Wygłaszał on mowę podczas finałowego koncertu Międzynarodowego Festiwalu im. Krystyny Jamroz. Opowiadał on o patronce imprezy, nieżyjącej już śpiewaczce operowej. W swoim wykładzie podkreślał, że Jamroz mozolnie wspinała się po szczeblach kariery, a zanim stała się sławna, zaczynała od niewielkich, mało znaczących ról.
Została solistką Opery Wrocławskiej, ale to były maleńkie role. Bo wielu artystów zaczyna swoje kariery właśnie od małych ról - opisywał Kaczyński. Telewizje nagminnie urządzają muzyczne turnieje, w którym jurorzy mówią tym młodym ludziom, pięknie umalowanym, ubranym przez stylistów, uczesanych przez dobrych fryzjerów: "Masz wielki talent" albo "Mam w domu parę tysięcy płyt, ale brakuje mi tylko twojej". I ci ludzie zaczynają wierzyć, że są światowej sławy artystami. A potem program się kończy, wracają do swoich wiosek i okazuje się, że nawet tam nie robią kariery. I wtedy następuje załamanie**.**
Być może krytyk odwołał się do przykładu Michała Szpaka, który zdobył sporą telewizyjną popularność, ale w rodzinnym Jaśle nadal nie udało mu się uzyskać akceptacji... Zobacz: "Zrobił z nas miasto pedałów"

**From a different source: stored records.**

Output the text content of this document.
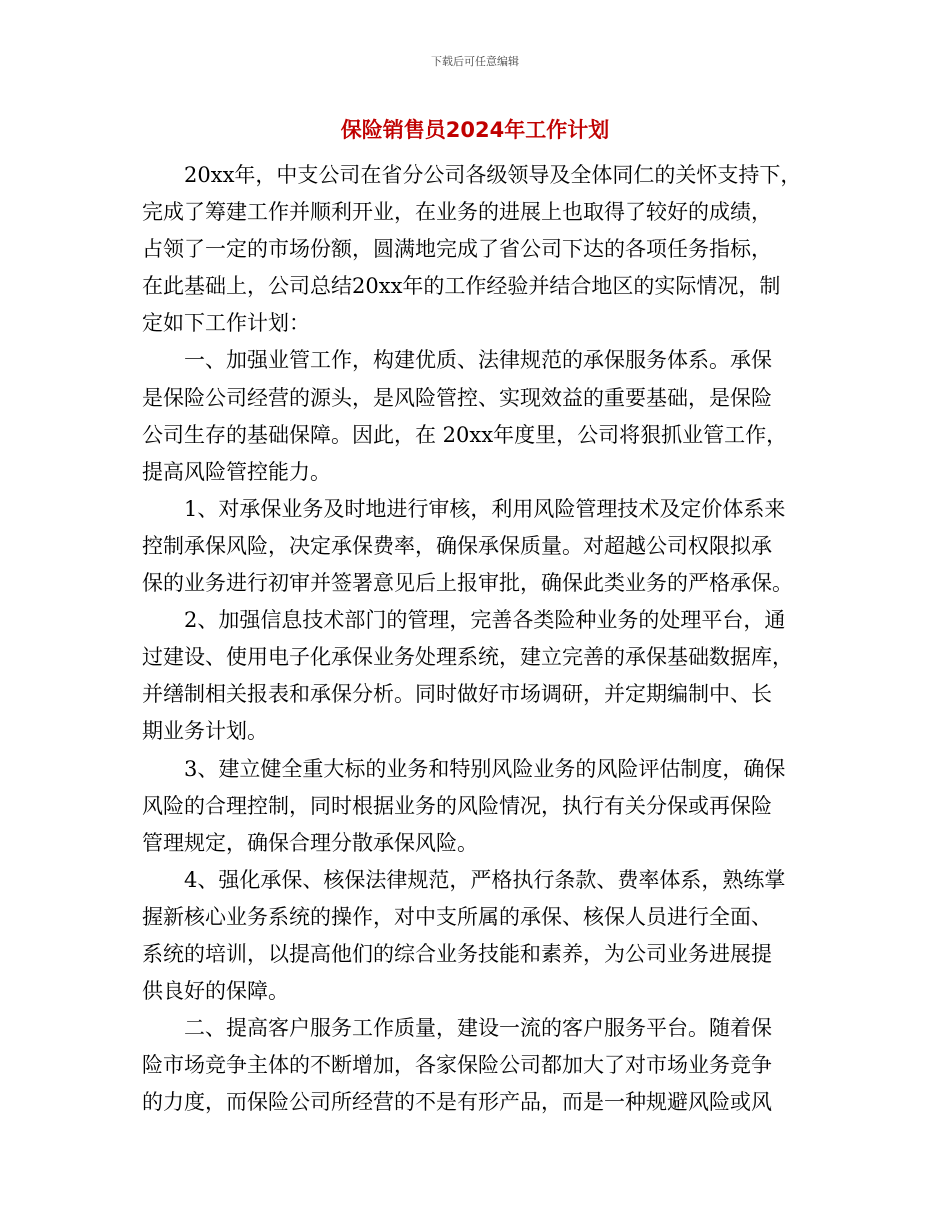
下载后可任意编辑
保险销售员2024年工作计划

20xx年，中支公司在省分公司各级领导及全体同仁的关怀支持下，
完成了筹建工作并顺利开业，在业务的进展上也取得了较好的成绩，
占领了一定的市场份额，圆满地完成了省公司下达的各项任务指标，
在此基础上，公司总结20xx年的工作经验并结合地区的实际情况，制
定如下工作计划：

一、加强业管工作，构建优质、法律规范的承保服务体系。承保
是保险公司经营的源头，是风险管控、实现效益的重要基础，是保险
公司生存的基础保障。因此，在 20xx年度里，公司将狠抓业管工作，
提高风险管控能力。

1、对承保业务及时地进行审核，利用风险管理技术及定价体系来
控制承保风险，决定承保费率，确保承保质量。对超越公司权限拟承
保的业务进行初审并签署意见后上报审批，确保此类业务的严格承保。

2、加强信息技术部门的管理，完善各类险种业务的处理平台，通
过建设、使用电子化承保业务处理系统，建立完善的承保基础数据库，
并缮制相关报表和承保分析。同时做好市场调研，并定期编制中、长
期业务计划。

3、建立健全重大标的业务和特别风险业务的风险评估制度，确保
风险的合理控制，同时根据业务的风险情况，执行有关分保或再保险
管理规定，确保合理分散承保风险。

4、强化承保、核保法律规范，严格执行条款、费率体系，熟练掌
握新核心业务系统的操作，对中支所属的承保、核保人员进行全面、
系统的培训，以提高他们的综合业务技能和素养，为公司业务进展提
供良好的保障。

二、提高客户服务工作质量，建设一流的客户服务平台。随着保
险市场竞争主体的不断增加，各家保险公司都加大了对市场业务竞争
的力度，而保险公司所经营的不是有形产品，而是一种规避风险或风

Kaczyński przypomina również, że uczestnicy takich programów są jedynie sezonowymi gwiazdkami, regularnie zastępowanymi przez producentów nowymi, nieopatrzonymi jeszcze twarzami.
Piszą do mnie potem mamy, babcie załamanych uczestników, bo ktoś ich nazwał gwiazdą, a nie robią kariery. "Panie Bogusławie, co robić", pytają. I piszą, że są intrygi w środowisku artystycznym. Ale ja mówię, jak to? Przecież oni nie żyją w środowisku artystycznym. Jeśli macie wnuki, dzieci, to wytłumaczcie im, że to tylko telewizyjne zakłamanie. Bo gdy skończy się program, organizatorzy szukają już nowych "gwiazd" do następnej edycji. Tylko że tak się nie robi. Nie wolno igrać z psychiką ludzką, bo to później w młodym człowieku powoduje załamanie**.**
Trudno chociaż częściowo nie zgodzić się z taką opinią. Spróbujcie przypomnieć sobie, ilu uczestnikom Idola, _**Mam talent**_, _**You Can Dance**_ czy innych programów udało się zaistnieć w show biznesie i utrzymać w nim na dłużej?